While biotech’s potential seems unlimited, so do its problems. The report finds that a fixation on patents and privately-controlled research has frequently given rise to controversy and roadblocks to innovation. Recent examples include: the $612 million patent suit that almost shut down the world’s Blackberries; Myriad Genetics’ inability to introduce its breast cancer screening test in Canada and Europe; a pharmaceutical industry with an increasingly bare medicine cabinet; an ongoing failure to deliver life-saving medications to developing countries.
The current crisis in biotechnology has given rise not only to economic problems but to endemic mistrust among its actors that is stifling innovation and preventing cutting-edge technologies from helping those who can most benefit. The report and case studies provide the following as illustrations:
While exposing a number of systemic failures associated with biotech and IP regimes, the Expert Group reports that the best innovative activity occurs when everyone – researchers, companies, governments and NGOs – works together to ensure that new ideas reach the public, but are appropriately regulated and efficiently delivered to those who need them.
Most recently, Gold and his colleagues were instrumental in helping UNITAID, an international governmental group, design a patent pool to unblock patents so that needed fixed dose combination and pediatric antiretroviral medicines reach those suffering from HIV/AIDS.
“The end of our old way of doing business does not mean we don’t need a system for protecting intellectual knowledge,” Gold said. “We need an IP system that will support collaborations among researchers and partners in industry and academia worldwide so that knowledge gets to those who need it most. This means the laws may have to be changed, but more importantly, it means that we have a lot of work to do to change behaviors and build trust among all the players. How people behave – in other words, their practices – and the effect of practices on innovation is critical. Public and private institutions – patent offices, courts, universities, governments, corporations and industry groups – that manage, award, review and hold intellectual property also play an essential role in shaping the IP system.”
TIP is an independent non-profit consultancy with experts in developed and developing countries specializing in the understanding, use and management of intellectual property. TIP’s mission is to foster innovation and creativity through the better use of intellectual property and its alternatives.
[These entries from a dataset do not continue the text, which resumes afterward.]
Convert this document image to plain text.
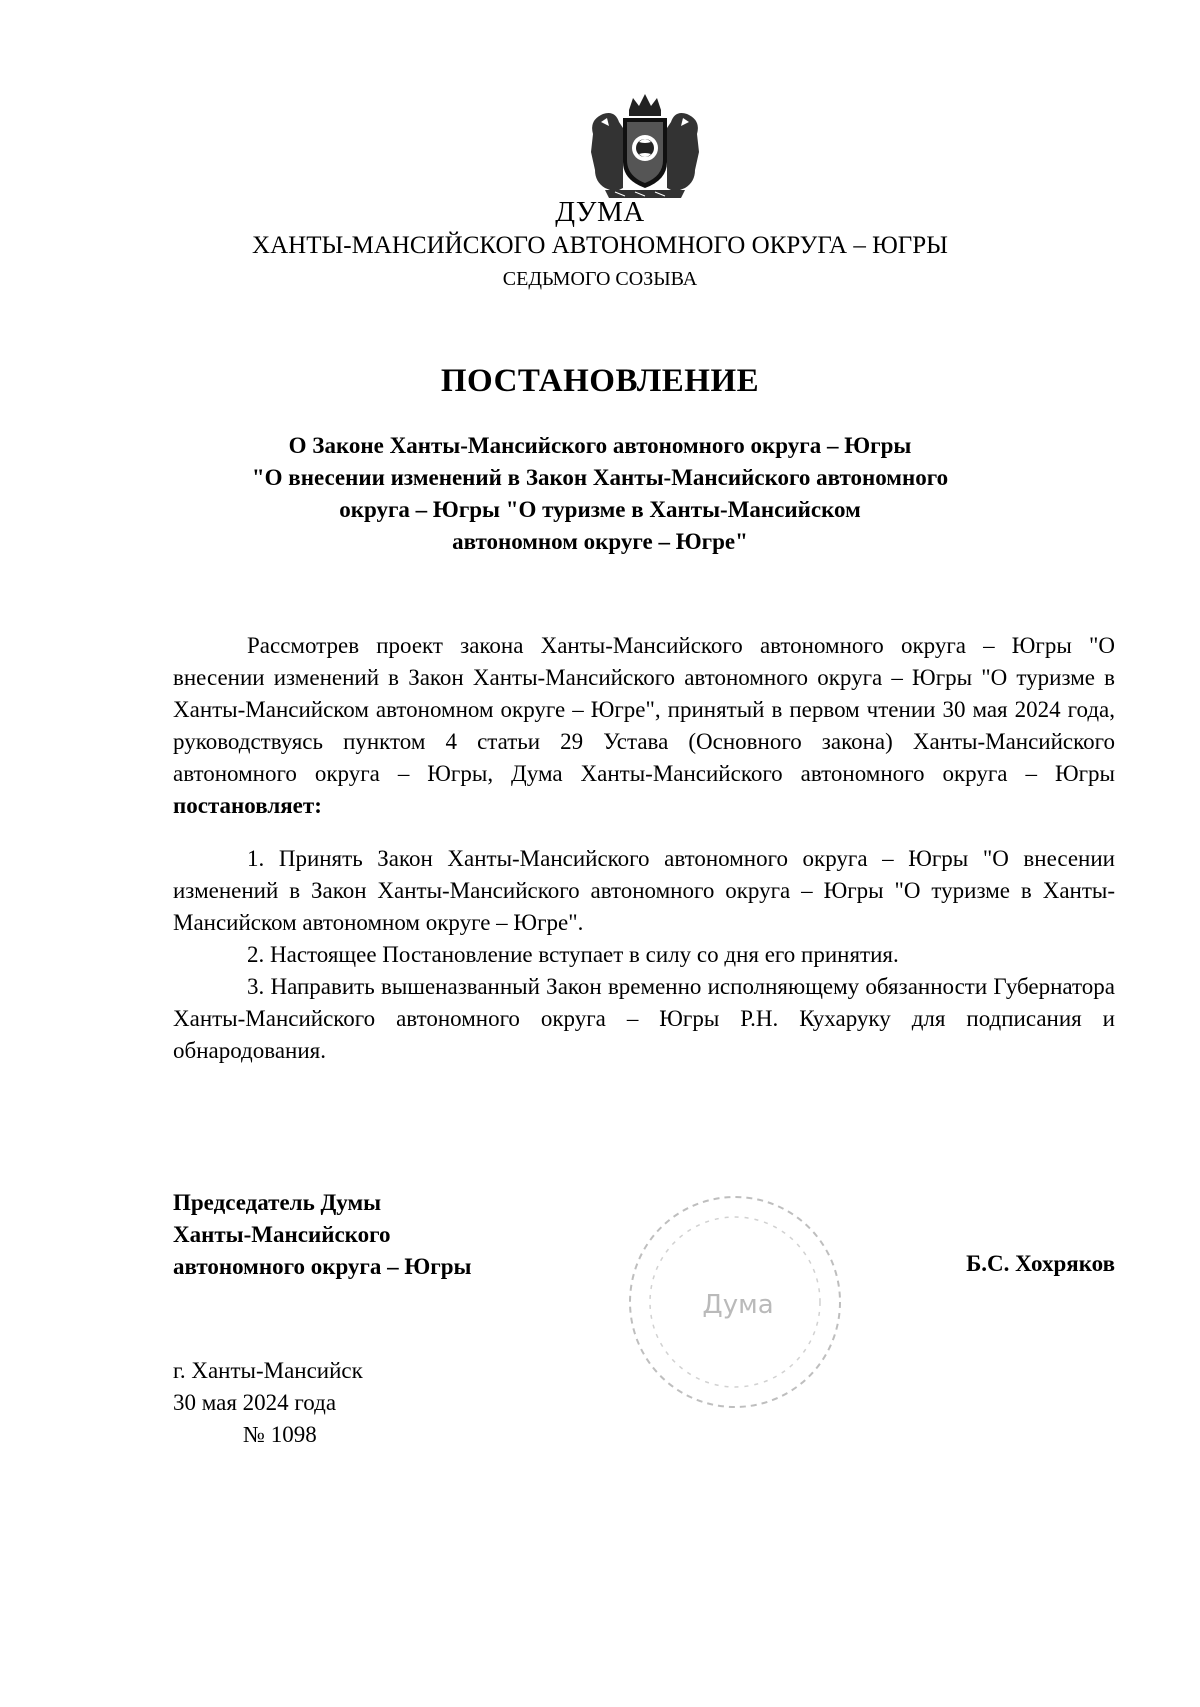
ДУМА
ХАНТЫ-МАНСИЙСКОГО АВТОНОМНОГО ОКРУГА – ЮГРЫ
СЕДЬМОГО СОЗЫВА
ПОСТАНОВЛЕНИЕ
О Законе Ханты-Мансийского автономного округа – Югры
"О внесении изменений в Закон Ханты-Мансийского автономного
округа – Югры "О туризме в Ханты-Мансийском
автономном округе – Югре"

Рассмотрев проект закона Ханты-Мансийского автономного округа – Югры "О внесении изменений в Закон Ханты-Мансийского автономного округа – Югры "О туризме в Ханты-Мансийском автономном округе – Югре", принятый в первом чтении 30 мая 2024 года, руководствуясь пунктом 4 статьи 29 Устава (Основного закона) Ханты-Мансийского автономного округа – Югры, Дума Ханты-Мансийского автономного округа – Югры постановляет:

1. Принять Закон Ханты-Мансийского автономного округа – Югры "О внесении изменений в Закон Ханты-Мансийского автономного округа – Югры "О туризме в Ханты-Мансийском автономном округе – Югре".

2. Настоящее Постановление вступает в силу со дня его принятия.

3. Направить вышеназванный Закон временно исполняющему обязанности Губернатора Ханты-Мансийского автономного округа – Югры Р.Н. Кухаруку для подписания и обнародования.

Председатель Думы
Ханты-Мансийского
автономного округа – Югры
Дума
Б.С. Хохряков
г. Ханты-Мансийск
30 мая 2024 года
№ 1098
The report released today, Toward a New Era of Intellectual Property: From Confrontation to Negotiation, documents a series of failed attempts to expand access to both traditional knowledge and the products of modern biotechnology. The authors, members of the International Expert Group on Biotechnology, Innovation and IP make a number of concrete recommendations to address their findings. Pointing to governments, the private sector and universities as crucial players, they call for better management of scientific knowledge and new ways to measure whether technology transfers are working. The following are among their key recommendations:
To access the findings of the International Expert Group on Biotechnology, Innovation and Intellectual Property click here.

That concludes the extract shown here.